Carlos Cordeiro, formerly Sunil Gulati's VP, elected new US Soccer president

Carlos Cordeiro, formerly Sunil Gulati's VP, elected new US Soccer president

Cordeiro received just 36.3 percent of the vote during the first round of voting, but then received 41.8 percent in the second round and finally 68.6 percent in the third and final round.

Carlos Cordeiro, the federation's vice-president, was elevated to replace the outgoing leader, Sunil Gulati, after winning a majority verdict following three ballots in a crowded field of eight.

Former MLS and USA men's national team players turned television analysts Kyle Martino and Eric Wynalda also were in contention, along with lawyers Steve Gans and Michael Winograd and retired US players Hope Solo and Paul Caligiuri. The National Council Meeting begins at 8 a.m. ET, with the election itself scheduled to begin at 9:30 a.m. ET. "And we could use that power of the athlete to make a statement in a time of discourse, and all the separation and all the vitriol and everything that's going around U.S. Soccer right now, that we had the ability to push our power behind someone and show that the athletes were in strength behind a single candidate and I think that's what ultimately got us that consensus". But first, Cordeiro will need to spearhead the search for the newly created position of men's GM, as well as a similar position on the women's side. Even a split of the vote between Carter and Cordeiro would have given Carter such a huge advantage that she would have likely won on the second ballot. Wynalda was third with 13.7 percent and the rest of the candidates all had less than 10 percent.

Caligiuri withdrew after taking just 0.5 percent of the vote on the first ballot while Michael Winograd and Steven Gans followed suit after the second.

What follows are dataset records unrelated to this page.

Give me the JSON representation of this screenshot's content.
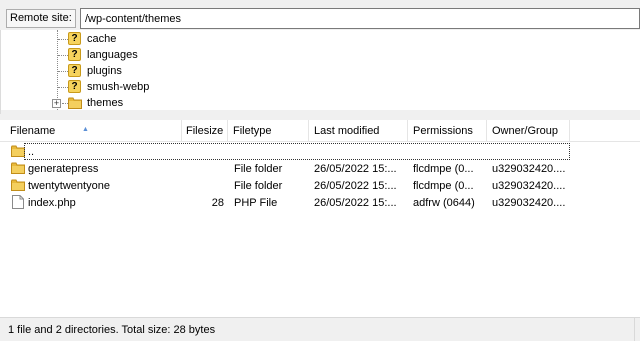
{
  "remote_site": {
    "label": "Remote site:",
    "path": "/wp-content/themes"
  },
  "tree": {
    "items": [
      {
        "label": "cache",
        "icon": "question-folder-icon"
      },
      {
        "label": "languages",
        "icon": "question-folder-icon"
      },
      {
        "label": "plugins",
        "icon": "question-folder-icon"
      },
      {
        "label": "smush-webp",
        "icon": "question-folder-icon"
      },
      {
        "label": "themes",
        "icon": "folder-icon",
        "expander": "+"
      }
    ]
  },
  "file_list": {
    "columns": [
      "Filename",
      "Filesize",
      "Filetype",
      "Last modified",
      "Permissions",
      "Owner/Group"
    ],
    "sort_column": "Filename",
    "rows": [
      {
        "name": "..",
        "size": "",
        "type": "",
        "modified": "",
        "perms": "",
        "owner": "",
        "icon": "folder-icon"
      },
      {
        "name": "generatepress",
        "size": "",
        "type": "File folder",
        "modified": "26/05/2022 15:...",
        "perms": "flcdmpe (0...",
        "owner": "u329032420....",
        "icon": "folder-icon"
      },
      {
        "name": "twentytwentyone",
        "size": "",
        "type": "File folder",
        "modified": "26/05/2022 15:...",
        "perms": "flcdmpe (0...",
        "owner": "u329032420....",
        "icon": "folder-icon"
      },
      {
        "name": "index.php",
        "size": "28",
        "type": "PHP File",
        "modified": "26/05/2022 15:...",
        "perms": "adfrw (0644)",
        "owner": "u329032420....",
        "icon": "file-icon"
      }
    ]
  },
  "status": {
    "text": "1 file and 2 directories. Total size: 28 bytes"
  },
  "colors": {
    "folder": "#e8b93a",
    "question_icon": "#f6d35d",
    "chrome": "#f0f0f0",
    "sort_arrow": "#5b8fd6"
  }
}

Round Two didn't create a majority victor either, but Cordeiro's support went up 5.3 percent (to 41.8 percent) and Carter's support went down 1.3 percent (to 33.3 percent). Gans, Winograd and Caligiuri had dropped out before the final round. Holden said: "Getting behind Carlos Cordeiro as a candidate, we felt [better] with his skill set to be able to change some of the governance, to be transparent, to be open to working with different groups and still have worldwide relations and the business side".

Most of the rhetoric in the lead-up to the most contentious election in US Soccer history zoned in on an innate failure at the grassroots level to produce the kind of players which would help to build on a dream of winning the World Cup, potentially at home, in 2026. On Saturday, voters chose Cordeiro because they believed he is serious about change and capable of bringing it about.

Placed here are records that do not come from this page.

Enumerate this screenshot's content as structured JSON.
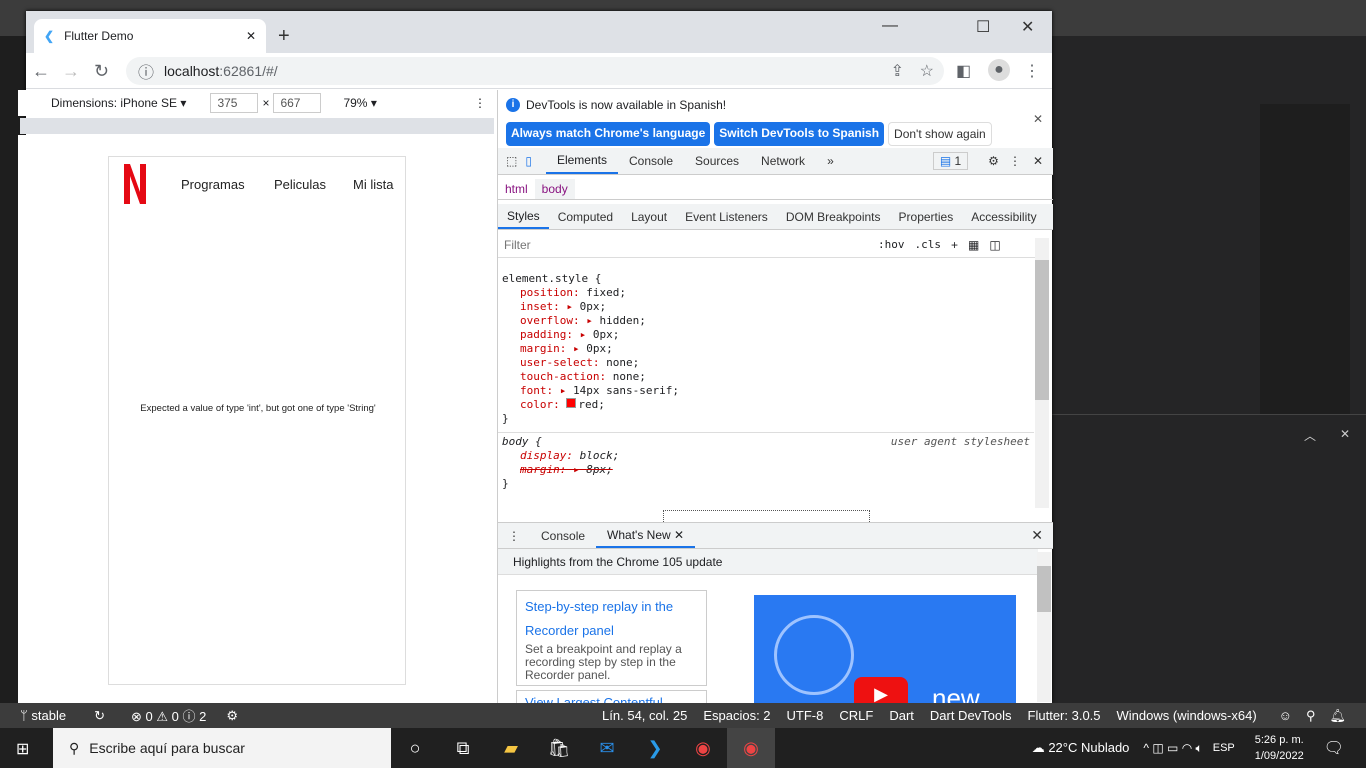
{
  "browser": {
    "tab_title": "Flutter Demo",
    "url_host": "localhost",
    "url_rest": ":62861/#/"
  },
  "device_toolbar": {
    "dimensions": "Dimensions: iPhone SE",
    "width": "375",
    "height": "667",
    "times": "×",
    "zoom": "79%"
  },
  "app": {
    "nav": [
      "Programas",
      "Peliculas",
      "Mi lista"
    ],
    "error": "Expected a value of type 'int', but got one of type 'String'",
    "logo_color": "#e50914"
  },
  "devtools": {
    "infobar": {
      "message": "DevTools is now available in Spanish!",
      "btn1": "Always match Chrome's language",
      "btn2": "Switch DevTools to Spanish",
      "btn3": "Don't show again"
    },
    "tabs": [
      "Elements",
      "Console",
      "Sources",
      "Network"
    ],
    "issues_count": "1",
    "breadcrumbs": [
      "html",
      "body"
    ],
    "subtabs": [
      "Styles",
      "Computed",
      "Layout",
      "Event Listeners",
      "DOM Breakpoints",
      "Properties",
      "Accessibility"
    ],
    "filter_placeholder": "Filter",
    "hov": ":hov",
    "cls": ".cls",
    "element_style": {
      "selector": "element.style {",
      "props": [
        [
          "position",
          "fixed;"
        ],
        [
          "inset",
          "0px;"
        ],
        [
          "overflow",
          "hidden;"
        ],
        [
          "padding",
          "0px;"
        ],
        [
          "margin",
          "0px;"
        ],
        [
          "user-select",
          "none;"
        ],
        [
          "touch-action",
          "none;"
        ],
        [
          "font",
          "14px sans-serif;"
        ],
        [
          "color",
          "red;"
        ]
      ]
    },
    "body_rule": {
      "selector": "body {",
      "source": "user agent stylesheet",
      "props": [
        [
          "display",
          "block;"
        ],
        [
          "margin",
          "8px;"
        ]
      ]
    },
    "close_brace": "}",
    "drawer_tabs": [
      "Console",
      "What's New"
    ],
    "whatsnew": {
      "header": "Highlights from the Chrome 105 update",
      "card1_title": "Step-by-step replay in the Recorder panel",
      "card1_desc": "Set a breakpoint and replay a recording step by step in the Recorder panel.",
      "card2_title": "View Largest Contentful",
      "video_label": "new"
    }
  },
  "statusbar": {
    "branch": "stable",
    "errors": "0",
    "warnings": "0",
    "infos": "2",
    "items": [
      "Lín. 54, col. 25",
      "Espacios: 2",
      "UTF-8",
      "CRLF",
      "Dart",
      "Dart DevTools",
      "Flutter: 3.0.5",
      "Windows (windows-x64)"
    ]
  },
  "taskbar": {
    "search_placeholder": "Escribe aquí para buscar",
    "weather": "22°C  Nublado",
    "lang": "ESP",
    "time": "5:26 p. m.",
    "date": "1/09/2022"
  }
}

Carter also was considered an establishment candidate due to her ties to SUM and MLS.

Martino, Wynalda and Solo had mounted slick campaigns vowing to provide a fresh outlook to United States soccer after the World Cup flop, which they blamed on a systemic failure to uncover and nurture young talent.

"There's been a lot of heated things said, like in any campaign. Because the World Cup is going to generate hundreds of millions of dollars to us", he said. "I don't mean this in a soppy way, but we have to agree we're all in this for the right reasons".

Cordeiro's percentage increased each round of the body's first contested election in almost two decades, rising from 36.3 to 41.8 on the second ballot. There are some differences to how Cordeiro says he will run US Soccer that will be different than Gulati.

He was born in India to a Colombian mother and Portuguese father.

Cordeiro, 61, is a former Goldman Sachs partner who has been involved with the USSF since 2007. They clamored for it over four tumultuous, unprecedented months. "I think the demographics favor that", Cordeiro said. "I think my numbers speak to that".

Kathy Carter and Carlos Cordeiro are the clear front-runners, with Carter in the lead heading into Saturday thanks to her built-in base from the Professional Council.

"Today the status quo is unacceptable", Cordeiro said.

In April, the women's team struck a deal with U.S. Soccer that included raises for the players, bigger bonuses and better accommodations. This vote comes down to one simple question: "Who can actually deliver that change?"